Hugh Winkler holding forth on computing and the Web

Saturday, February 26, 2005

When you sit down to write a description language for REST services (a IDL or WSDL for REST), you discover that doing so is unnecessary. "Hypermedia as the engine of application state" means that the service, not the client, constructs the URLs the client needs to invoke via GET, POST, etc. The heart of an IDL or WSDL is that they are instructions for clients invoking the service.

Example: a reservations system. In the RPC-style case, an IDL or WSDL might declare a method "NewReservation", and it would tell you some parameters: NewReservation (name, flight number, airline, date); you write client programs that collect that information from a user, and invoke the RPC.

An HTTP/HTML reservation system, however, constructs a form with input elements named "name", "flightnumber", "airline", and "date"; the user fills in the form and pressing the Submit buttons sends the information to the service. So the client program, a web browser, never knew the semantics of the service. The human operator did, of course: he read the descriptive text in the form and put his name in the proper box.

Now, that's fine for human operators. But what about machine to machine operations? In the RPC case, the client program is essentially the same as in the human case, only now the program collects the parameters from a database rather than from a live user. The client program, as before, is compiled against the IDL or WSDL. In the RPC case, we presume we can just invoke the service "out of the blue." We needn't have obtained any information from the service before hand; we just connect and invoke.

In a REST-style service, we want an analogy to the self describing hypermedia we have in the HTML scenario. First let's assume we'll use some form of XML as our hypermedia. It's easy to imagine a XML document. Maybe even more machine friendly would be an RDF document -- a bunch of RDF statements. Your client invokes GET on the well known URL of the service, and receives an RDF form. The RDF form describes the names of parameters and how to serialize them. So just as in the user driven HTML case, the client needs no foreknowledge of what the neccessary parameters do, or even what their names are. But we still need an automated "user" to fill out those parameters. Since the RDF form describes the parameters in RDF, your client can map the RDF types of those parameters to elements in its data model. Your client has to "understand" the service's ontology, sure. But that is a one-time mapping of ontology elements to, say, SQL queries.
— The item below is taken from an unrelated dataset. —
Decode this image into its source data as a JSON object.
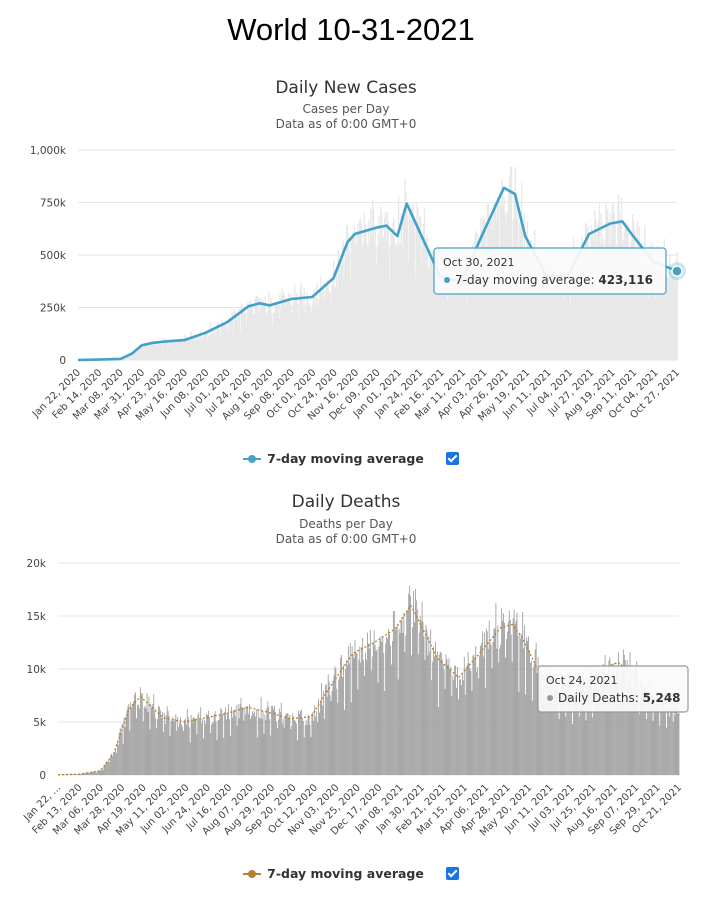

Could you have done all of this using an RPC-style architecture? Maybe. You could have retrieved WSDL from some well known service. You would do that each time you want to invoke the service, to emulate the self-describing part. Then you could dynamically construct the RPC call -- the serialization bit wouldn't be hard -- if you also had a mapping of the RPC parameters to your data model. How would you do that? There would need to be some semantic description of the service parameters and you would need a mapping of that description to your own data model. Could you use some RDF to describe these semantics? Probably. But it's not a system designed from the ground up to be self describing.